LitServe and LitGpt

LLM
Flexible, high-throughput serving of LLMs.

Creating LLM apps is one thing, deploying them is another. Things like dockerizing LLMs can be daunting, especially if you need GPU support. The folks at Lightning AI have developed to this end a couple of frameworks which help gettings things done. I refrain to use ‘make it easy’ as this is so over (ab)used in many ways.

LitServe is a superset of FastAPI and wraps the essence of an AI API.

The following is a basic image upload and classification example using ResNet:

import torch
import torchvision
import PIL
import io
import base64
import litserve as ls
from fastapi import UploadFile, File
from io import BytesIO
from PIL import Image
import numpy as np


class ImageClassifierAPI(ls.LitAPI):
    def setup(self, device):
        weights = torchvision.models.ResNet152_Weights.DEFAULT
        self.image_processing = weights.transforms()
        self.model = torchvision.models.resnet152(
            weights=weights).eval().to(device)
        print("Device:", device)

    def decode_request(self, request: UploadFile = File(...)) -> torch.Tensor:
        contents = request.file.read()
        pil_image = PIL.Image.open(io.BytesIO(contents)).convert("RGB")
        processed_image = self.image_processing(pil_image)
        return processed_image.unsqueeze(0).to(self.device)

    def predict(self, x: torch.Tensor) -> str:
        with torch.inference_mode():
            outputs = self.model(x)
            _, predictions = torch.max(outputs, 1)
            prediction = predictions.tolist()
        class_idx = prediction[0]
        weights = torchvision.models.ResNet152_Weights.DEFAULT
        return weights.meta["categories"][class_idx]

    def encode_response(self, output):
        return {"output": output}


if __name__ == "__main__":
    api = ImageClassifierAPI()
    server = ls.LitServer(api)
    server.run(port=8000)

This will:

and more. To achieve the same with standard FastAPI would take a lot more code and know-how.

There is also an automatic dockerization with

litserver dockerize api.py --port 8000 --gpu

creating the dockerfile for you. The gpu switch is optional and you can run things on CPU, though it will be slower.
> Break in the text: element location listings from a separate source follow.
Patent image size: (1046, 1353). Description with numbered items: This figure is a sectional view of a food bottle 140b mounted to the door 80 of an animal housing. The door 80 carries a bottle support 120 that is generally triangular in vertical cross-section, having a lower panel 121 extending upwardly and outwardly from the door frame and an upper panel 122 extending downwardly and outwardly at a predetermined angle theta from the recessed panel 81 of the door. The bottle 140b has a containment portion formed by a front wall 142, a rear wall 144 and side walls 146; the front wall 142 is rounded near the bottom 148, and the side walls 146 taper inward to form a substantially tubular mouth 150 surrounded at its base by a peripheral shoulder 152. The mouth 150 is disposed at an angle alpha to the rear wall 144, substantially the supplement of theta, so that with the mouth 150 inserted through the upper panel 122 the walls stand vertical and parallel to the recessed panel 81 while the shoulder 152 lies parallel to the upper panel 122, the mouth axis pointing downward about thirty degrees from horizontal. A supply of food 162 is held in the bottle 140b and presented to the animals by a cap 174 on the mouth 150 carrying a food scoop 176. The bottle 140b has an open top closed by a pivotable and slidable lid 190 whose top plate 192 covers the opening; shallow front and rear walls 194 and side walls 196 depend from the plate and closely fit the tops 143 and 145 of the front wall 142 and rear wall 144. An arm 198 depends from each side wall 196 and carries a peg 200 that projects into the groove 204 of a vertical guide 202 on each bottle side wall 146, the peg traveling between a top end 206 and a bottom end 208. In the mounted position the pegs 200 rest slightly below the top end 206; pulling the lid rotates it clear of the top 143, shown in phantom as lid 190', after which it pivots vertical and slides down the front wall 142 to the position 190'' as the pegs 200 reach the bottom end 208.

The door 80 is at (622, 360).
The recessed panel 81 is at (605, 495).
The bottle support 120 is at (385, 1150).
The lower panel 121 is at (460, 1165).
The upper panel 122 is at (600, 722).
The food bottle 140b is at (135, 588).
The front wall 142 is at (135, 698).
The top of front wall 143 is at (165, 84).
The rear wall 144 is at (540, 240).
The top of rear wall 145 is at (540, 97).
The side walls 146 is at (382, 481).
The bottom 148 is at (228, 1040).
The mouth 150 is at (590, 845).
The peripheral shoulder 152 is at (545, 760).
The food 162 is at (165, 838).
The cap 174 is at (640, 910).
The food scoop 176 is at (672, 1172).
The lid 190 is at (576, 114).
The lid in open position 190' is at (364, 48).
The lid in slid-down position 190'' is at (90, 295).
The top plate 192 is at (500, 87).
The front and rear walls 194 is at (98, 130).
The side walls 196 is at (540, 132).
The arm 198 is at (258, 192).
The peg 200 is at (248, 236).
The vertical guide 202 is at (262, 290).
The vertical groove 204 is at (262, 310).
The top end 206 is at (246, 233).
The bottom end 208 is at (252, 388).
Within the container the model will be downloaded and it will make the container a standalone LLM API.

A bot based on Qwen can also be assembled:

import torch
import litserve as ls
from transformers import AutoTokenizer, AutoModelForCausalLM


class QwenAPI(ls.LitAPI):

    def __init__(
        self,
        model_name: str = "Qwen/Qwen2.5-7B",
        max_new_tokens: int = 500
    ):
        self.model_name = model_name
        self.max_new_tokens = max_new_tokens

    def setup(self, device):
        self.model = AutoModelForCausalLM.from_pretrained(
            self.model_name, torch_dtype=torch.bfloat16, device_map="auto"
        ).eval()
        self.tokenizer = AutoTokenizer.from_pretrained(
            self.model_name, legacy=False)
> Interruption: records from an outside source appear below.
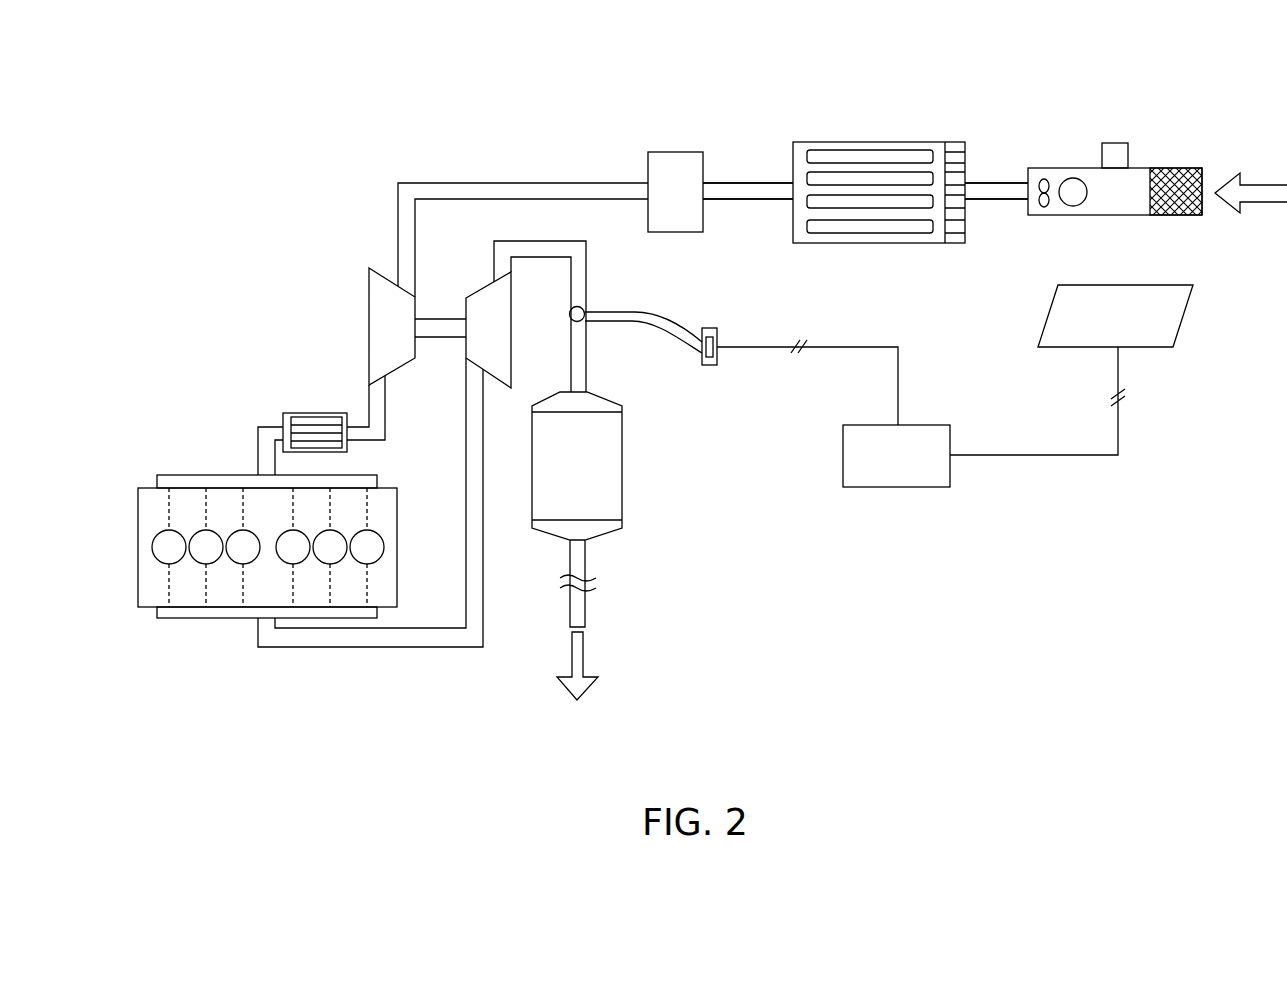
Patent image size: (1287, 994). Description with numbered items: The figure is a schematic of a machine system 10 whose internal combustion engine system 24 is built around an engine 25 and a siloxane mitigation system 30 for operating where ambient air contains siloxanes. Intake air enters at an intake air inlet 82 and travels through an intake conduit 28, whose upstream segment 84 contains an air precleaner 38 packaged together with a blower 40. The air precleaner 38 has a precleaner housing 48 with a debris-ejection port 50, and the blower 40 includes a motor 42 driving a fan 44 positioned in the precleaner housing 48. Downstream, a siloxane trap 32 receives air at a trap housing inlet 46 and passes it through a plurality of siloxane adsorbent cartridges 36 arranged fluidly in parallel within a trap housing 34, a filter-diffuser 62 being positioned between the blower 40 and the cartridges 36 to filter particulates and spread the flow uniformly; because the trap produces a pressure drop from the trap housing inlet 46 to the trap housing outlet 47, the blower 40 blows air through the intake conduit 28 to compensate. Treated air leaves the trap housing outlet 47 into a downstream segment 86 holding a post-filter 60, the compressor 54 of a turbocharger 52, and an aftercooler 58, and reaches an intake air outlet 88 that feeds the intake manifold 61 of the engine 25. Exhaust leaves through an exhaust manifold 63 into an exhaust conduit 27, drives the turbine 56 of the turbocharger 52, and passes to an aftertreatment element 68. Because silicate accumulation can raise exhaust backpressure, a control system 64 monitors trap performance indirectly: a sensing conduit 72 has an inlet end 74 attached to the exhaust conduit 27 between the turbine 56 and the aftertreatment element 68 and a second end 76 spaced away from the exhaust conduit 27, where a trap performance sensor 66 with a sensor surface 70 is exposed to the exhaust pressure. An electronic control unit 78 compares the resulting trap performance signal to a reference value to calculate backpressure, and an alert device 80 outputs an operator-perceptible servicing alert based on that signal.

The machine system 10 is at (172, 200).
The internal combustion engine system 24 is at (118, 430).
The engine 25 is at (138, 528).
The exhaust conduit 27 is at (438, 648).
The intake conduit 28 is at (440, 183).
The siloxane mitigation system 30 is at (1078, 92).
The siloxane trap 32 is at (818, 142).
The trap housing 34 is at (812, 243).
The siloxane adsorbent cartridges 36 is at (897, 143).
The air precleaner 38 is at (1135, 220).
The blower 40 is at (1045, 208).
The motor 42 is at (1073, 207).
The fan 44 is at (1030, 200).
The trap housing inlet 46 is at (968, 210).
The trap housing outlet 47 is at (790, 178).
The precleaner housing 48 is at (1135, 168).
The debris-ejection port 50 is at (1113, 143).
The turbocharger 52 is at (356, 289).
The compressor 54 is at (371, 328).
The turbine 56 is at (508, 328).
The aftercooler 58 is at (325, 412).
The post-filter 60 is at (672, 152).
The intake manifold 61 is at (172, 478).
The filter-diffuser 62 is at (955, 142).
The exhaust manifold 63 is at (168, 620).
The control system 64 is at (850, 495).
The trap performance sensor 66 is at (707, 327).
The aftertreatment element 68 is at (628, 466).
The sensor surface 70 is at (707, 366).
The sensing conduit 72 is at (636, 323).
The inlet end 74 is at (568, 312).
The second end 76 is at (690, 357).
The electronic control unit 78 is at (910, 488).
The alert device 80 is at (1188, 313).
The intake air inlet 82 is at (1215, 160).
The upstream segment 84 is at (1015, 183).
The downstream segment 86 is at (388, 405).
The intake air outlet 88 is at (256, 470).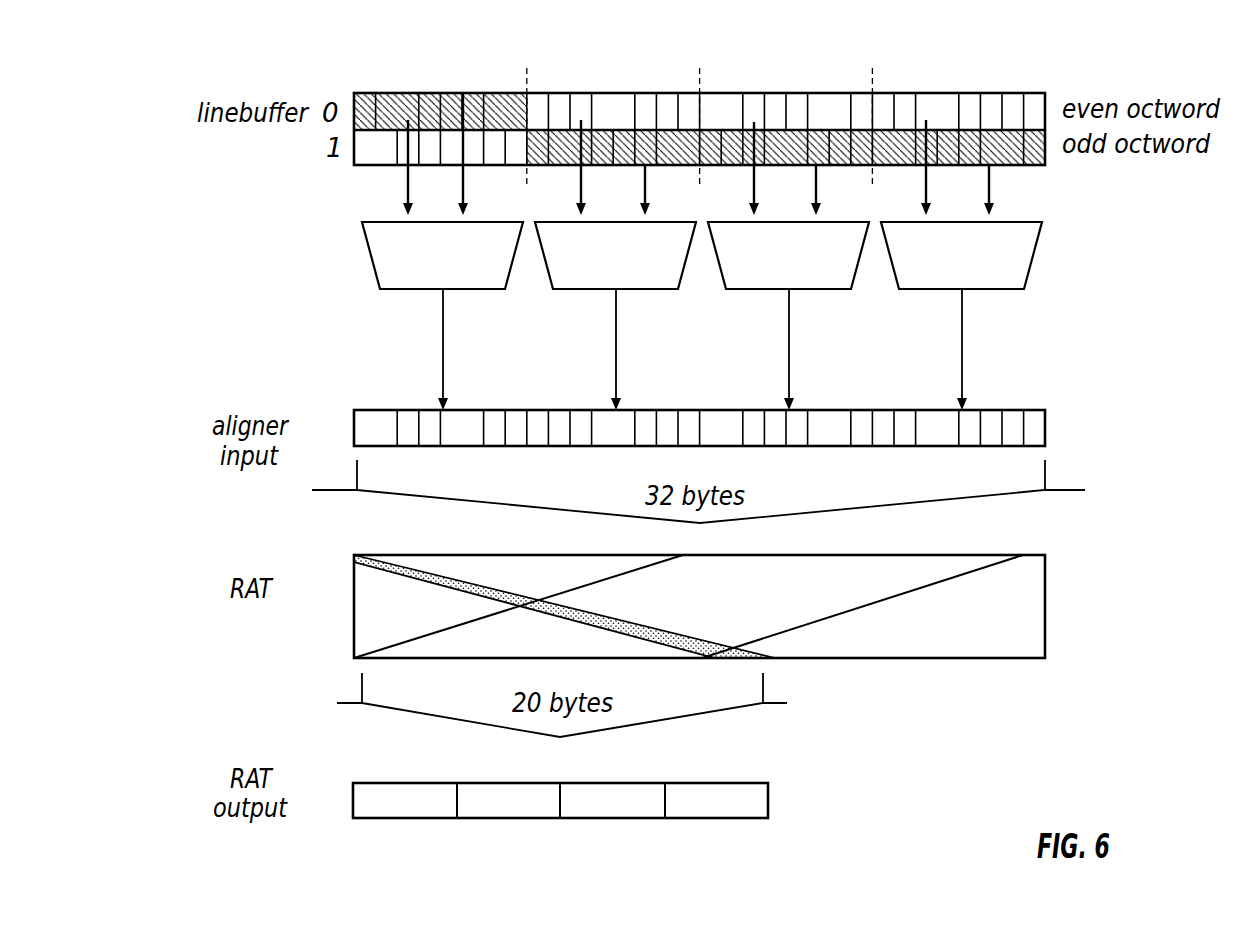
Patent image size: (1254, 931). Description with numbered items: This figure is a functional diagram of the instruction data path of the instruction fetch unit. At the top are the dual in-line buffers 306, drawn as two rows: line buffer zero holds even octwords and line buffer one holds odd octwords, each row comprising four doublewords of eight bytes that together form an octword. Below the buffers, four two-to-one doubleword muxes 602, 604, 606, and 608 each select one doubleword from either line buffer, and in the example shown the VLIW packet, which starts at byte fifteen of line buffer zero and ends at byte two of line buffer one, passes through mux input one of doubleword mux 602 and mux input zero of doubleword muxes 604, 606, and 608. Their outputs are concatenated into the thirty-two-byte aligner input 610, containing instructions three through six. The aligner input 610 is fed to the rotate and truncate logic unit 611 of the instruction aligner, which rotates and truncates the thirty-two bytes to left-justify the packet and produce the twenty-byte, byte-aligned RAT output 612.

    def decode_request(self, request: str) -> str:
        return request

    def predict(self, text: str) -> str:
        inputs = self.tokenizer(text, return_tensors='pt')
        input_ids = inputs.to(self.model.device)["input_ids"]
        output_ids = self.model.generate(
            input_ids,
            max_new_tokens=self.max_new_tokens
        )[0]
        text = self.tokenizer.decode(output_ids, skip_special_tokens=True)
        return text

    def encode_response(self, output):
        return {"output": output}


if __name__ == "__main__":
    api = QwenAPI()
    server = ls.LitServer(api)
    server.run(port=8000)

To pre-download a model you can use the (fast) hub:

from huggingface_hub import snapshot_download
snapshot_download(repo_id="Qwen/Qwen2.5-7")

or via the HF CLI:

huggingface-cli download Qwen/Qwen2.5-7

and it will return the location of the download.

A pre-downloaded model can be executed with something like the following:

from transformers import AutoTokenizer, AutoModelForCausalLM


# pre-download with huggingface-cli download Qwen/Qwen2.5-0.5B --local-dir ~/temp/qwen

model_path = "~/temp/qwen"
model = AutoModelForCausalLM.from_pretrained(    model_path, local_files_only=True)
tokenizer = AutoTokenizer.from_pretrained(model_path, legacy=False)

text = "Hello, my name is Anna. What is your name?"
inputs = tokenizer(text, return_tensors='pt')
attention_mask = inputs["attention_mask"]
input_ids = inputs.to(model.device)["input_ids"]
output_ids = model.generate(input_ids, max_new_tokens=500, attention_mask=attention_mask,pad_token_id=tokenizer.eos_token_id)[0]
output = tokenizer.decode(output_ids, skip_special_tokens=True)

print(output)

All of this does not replace the grand power of dedicated services like Azure AI, OpenAI or Vertex but if you really need an independent container you can and LitServe simplifies things.